Introduction
Thierry Paquot et Martin Paquot publiaient à l’automne 2020 le sixième ouvrage de la série dirigée par Dominique Bourg aux PUF, faite de traductions inédites et commentées d’essais majeurs de la pensée écologique.
Au cœur de Préserver les solitudes, la traduction inédite en français de l’article lyrique de John Muir (1838–1914), « The Wild Parks and Forest Reservations of the West », publié en janvier 1898 dans The Atlantic Monthly puis repris comme premier chapitre d’Our National Parks (1901).
En introduction, Thierry retrace la vie de John Muir, ses rencontres heureuses, ses exploits d’explorateur, ses nombreux articles et ouvrages. Il y présente au préalable la distinction qu’opère Muir entre la nature sacrée et la nature profane, essentielle pour comprendre les intentions de l’auteur, et de celle entre préservation et conservation. Muir compte parmi les plus fervents défenseurs de la création de parcs nationaux aux États-Unis afin de préserver la nature à l’état sauvage — de sorte que les citadins et les générations futures puissent toujours en faire l’expérience. Thierry revient également sur la polémique futile déclenchée en 2020 autour du prétendu mépris de Muir pour les Amérindiens [1].
La traduction par Martin Paquot de l’article se révèle une prouesse philologique. John Muir nous embarque dans une valse endiablée à travers les parcs nationaux et les réserves forestières de l’Amérique verte. Il nous conte les « jardins célestes », nomme exhaustivement et décrit en détail les espèces qui y vivent — arbres, fleurs, baies, animaux —, nous fait ressentir couleurs, sentences et textures par un vocabulaire riche et une prose lyrique, rend préhensible les phénomènes géologiques et météorologiques. Si riche que notre imagination vit en ces quarante pages les quatre saisons et les quatre coins des États-Unis.
Sous la plume de John Muir, une description naturaliste devient un récit haletant — un roman sans intrigue, ou plutôt dont l’intrigue est celle, bien réelle, des ravages causés à la nature par l’homme industriel : « la récente découverte [que cette contrée est] saupoudrée d’or peut nous alarmer, car les choses excitantes rendent les timides suffisamment téméraires et les paresseux dangereusement industrieux. »
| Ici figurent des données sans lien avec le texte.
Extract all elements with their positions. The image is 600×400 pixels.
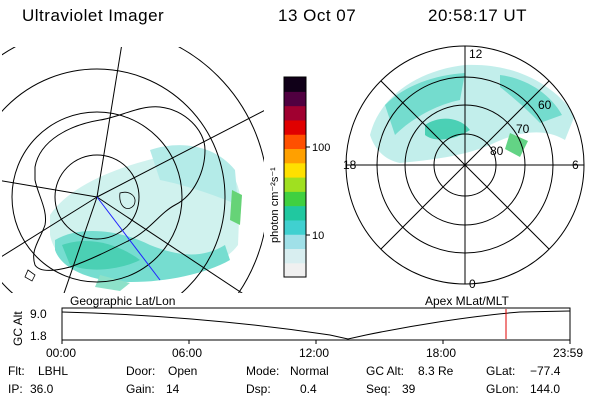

Martin réussit le tour de force où un anglais littéraire et érudit se lit à merveille en français — ni même d’ardentes énumérations de plantes, alternant désignations vernaculaires et noms latins, ne savaient l’arrêter.
Thierry commente ensuite deux clés du texte : les solitudes et la préservation de la nature. En virtuose étymologiste, il convoque tant les adulateurs que les contempteurs de John Muir afin de retracer le sens et l’histoire de la « wilderness » et de sa traduction par « solitudes », avant tout caractérisée par le « sauvage », ce qui relève de la forêt, de la nature originelle. Il nous appelle à distinguer la sauvagerie, violente, de la sauvageté, propre aux solitudes, et relève combien la beauté sublime de la nature est, pour John Muir, l’incarnation même du divin.
Thierry nous traduit ce qu’il faut lire entre les lignes des odes à la nature de John Muir : quarante ans d’explorations en randonnée à travers l’Amérique du Nord — et autant de transformations et de ravages humains dans les parcs et réserves, qui prouvent dès le tournant du XXe siècle les intérêts divergents des solitudes et des hommes industriels.
De la rencontre entre John, Thierry et Martin émane effectivement un « émerveillement communicatif » : « abandonnez-vous aux sons, aux couleurs, aux senteurs, aux rythmes, aux formes, aux esprits que vous allez rencontrer, goûtez-les, ensauvagez-vous… »
[1] Lire aussi Maxime Lerolle. « L’Europe réensauvagée de G. Cochet et B. Kremer-Cochet ». Topophile, 21 mars 2021.
John Muir, Préserver les solitudes: parcs et forêts de l’Ouest sauvage, présenté et commenté par Thierry Paquot, traduit par Martin Paquot (Paris : Presses universitaires de France, 2020) ; 9 euros.